We are now *officially* a one-income family. My maternity leave benefits have ended, and the paperwork now shows that I am no longer employed. Logic tells me that we can surely live well on one income, as long as we have a budget.
Budget. Yuck. Every time we have tried to set a budget in the past we have failed. We did all the right things…
- We outlined our monthly income.
- We allocated money for all of our bills.
- We made sure we were putting money into long- and short-term savings.
- We determined monthly spending amounts for necessary categories such as food, gas and clothing.
But it just didn’t work. I don’t spend $30 a month on clothing; I buy one good-quality item and then don’t buy anything for a while. I don’t buy just enough food for the week, because I prefer to stock up on grocery deals when prices are excellent, which might mean buying 10 lbs of cheese at one time, or a dozen green peppers to slice and freeze. So, since traditional budgeting wasn’t working, I started using the simplest money-management system I could think of.
I drew on money maven Gail Vaz-Oxlade’s rule that says you have to WRITE IT ALL DOWN. That was my starting point. I grabbed a clipboard and some lined paper, because I’m a pen and paper girl. Are you ready for the brilliance?
On one sheet of paper, I made two columns, because my husband gets paid twice per month. Under each pay period, I listed all of our committed expenses that are covered by that paycheque – including bills, donations, investments, and deposits into our savings accounts. Then I totalled each column. This sheet of paper stays on the clipboard all the time.
On a fresh sheet of paper, I wrote the date of the next payday. I noted the amount that would be deposited into our account and subtracted the committed expenses for that pay period. The remainder is what is available to spend. It needs to cover all our variable expenses – groceries, gas for our vehicles, clothes, home maintenance, and anything else we might need to pay for. Each time we make a purchase, it gets listed on the paper and deducted from that amount. Check out an example:
At any point, we can look at the clipboard and easily see how much money is available. It’s basic. Low-tech. Easy-peasy. Once the balance on that sheet of paper reads $0, we have to stop spending until payday. It sounds reasonable, right? But it takes willpower. We have credit cards! I *could* keep spending after the money is gone. But then I either have to use the next paycheque to pay it off, or start accumulating debt. I don’t want to do either of those things.
This is a really, truly simple way to track your spending to make sure you are living within your means. It clearly shows that money is a finite resource. It can only be spent once!

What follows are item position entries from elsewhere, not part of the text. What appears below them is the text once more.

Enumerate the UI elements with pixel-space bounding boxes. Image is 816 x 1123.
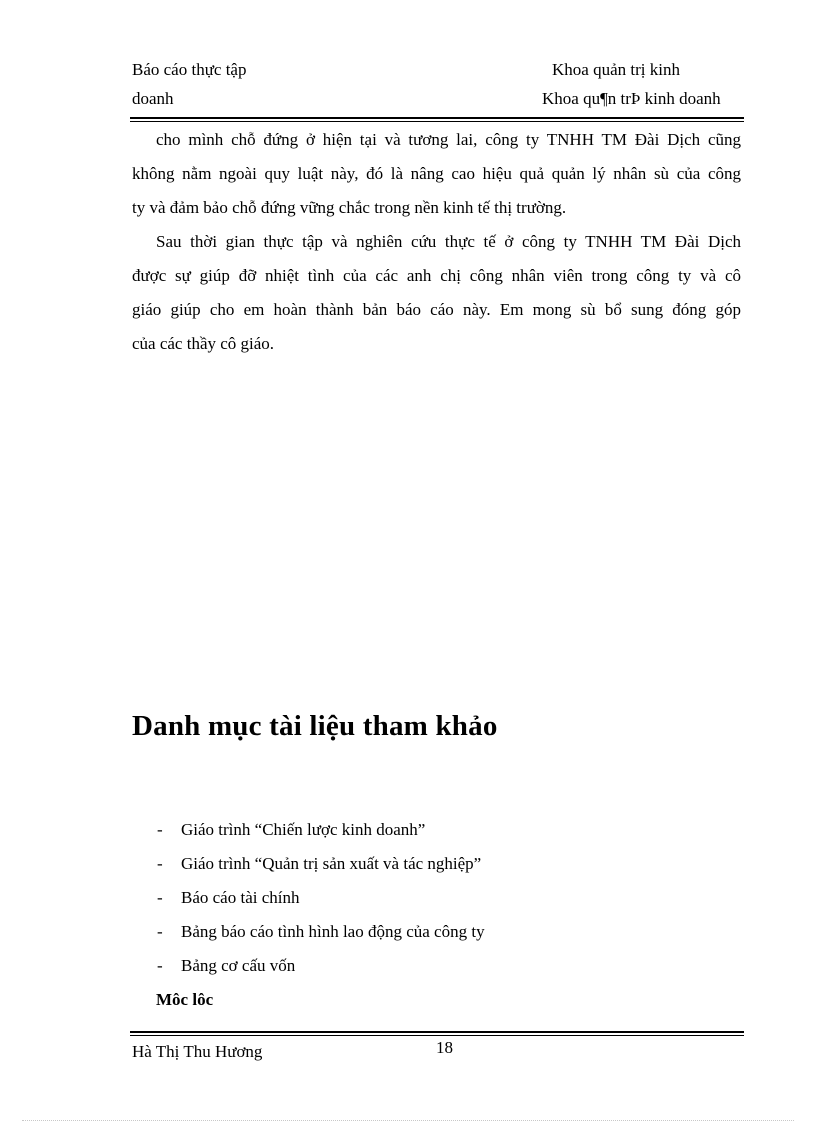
paragraph-line: được sự giúp đỡ nhiệt tình của các anh chị công nhân viên trong công ty và cô bbox=[132, 266, 741, 285]
footer-divider bbox=[130, 1031, 744, 1036]
header-left-title: Báo cáo thực tập bbox=[132, 60, 247, 79]
table-of-contents-label: Môc lôc bbox=[156, 990, 214, 1009]
header-right-subtitle: Khoa qu¶n trÞ kinh doanh bbox=[542, 89, 721, 108]
bullet-dash: - bbox=[157, 922, 163, 941]
list-item bbox=[157, 922, 485, 942]
bullet-dash: - bbox=[157, 956, 163, 975]
header-divider bbox=[130, 117, 744, 122]
paragraph-line: cho mình chỗ đứng ở hiện tại và tương lai, công ty TNHH TM Đài Dịch cũng bbox=[156, 130, 741, 149]
paragraph-line: giáo giúp cho em hoàn thành bản báo cáo này. Em mong sù bổ sung đóng góp bbox=[132, 300, 741, 319]
list-item bbox=[157, 820, 425, 840]
bullet-dash: - bbox=[157, 888, 163, 907]
paragraph-line: ty và đảm bảo chỗ đứng vững chắc trong nền kinh tế thị trường. bbox=[132, 198, 567, 217]
list-item bbox=[157, 956, 295, 976]
list-item-text: Giáo trình “Chiến lược kinh doanh” bbox=[181, 820, 426, 839]
page-number: 18 bbox=[436, 1038, 453, 1057]
list-item-text: Giáo trình “Quản trị sản xuất và tác nghiệp” bbox=[181, 854, 482, 873]
paragraph-line: của các thầy cô giáo. bbox=[132, 334, 275, 353]
header-left-subtitle: doanh bbox=[132, 89, 174, 108]
page-edge-divider bbox=[22, 1120, 794, 1121]
bullet-dash: - bbox=[157, 854, 163, 873]
paragraph-line: Sau thời gian thực tập và nghiên cứu thực tế ở công ty TNHH TM Đài Dịch bbox=[156, 232, 741, 251]
paragraph-line: không nằm ngoài quy luật này, đó là nâng cao hiệu quả quản lý nhân sù của công bbox=[132, 164, 741, 183]
footer-author: Hà Thị Thu Hương bbox=[132, 1042, 263, 1061]
list-item-text: Báo cáo tài chính bbox=[181, 888, 300, 907]
bullet-dash: - bbox=[157, 820, 163, 839]
header-right-title: Khoa quản trị kinh bbox=[552, 60, 680, 79]
references-heading: Danh mục tài liệu tham khảo bbox=[132, 710, 498, 742]
list-item bbox=[157, 854, 481, 874]
list-item-text: Bảng cơ cấu vốn bbox=[181, 956, 296, 975]
list-item bbox=[157, 888, 300, 908]
list-item-text: Bảng báo cáo tình hình lao động của công ty bbox=[181, 922, 485, 941]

You might be wondering how a system like this works for larger expenses. For example, how do we cover Christmas gifts and family vacations? This happens through the magic of sinking funds. A sinking fund is a separate space where you set aside money on a regular basis to cover a larger, irregular expense. It could be an envelope that holds cash, or a dedicated bank account. In our family, we use five ING Direct savings accounts for: Fun Money, Emergencies, Christmas, Property Taxes, and Farm Share. Each month we contribute a set amount of money into these accounts. They are set up to take place automatically, so we don’t even have to think about it. These monthly deposits form part of our committed expenses, so we can be sure to have the appropriate amount of money available when the need arises.
In this busy season of our lives, the last thing we need is a complicated money management system. This is as simple and it works. I’ll take it.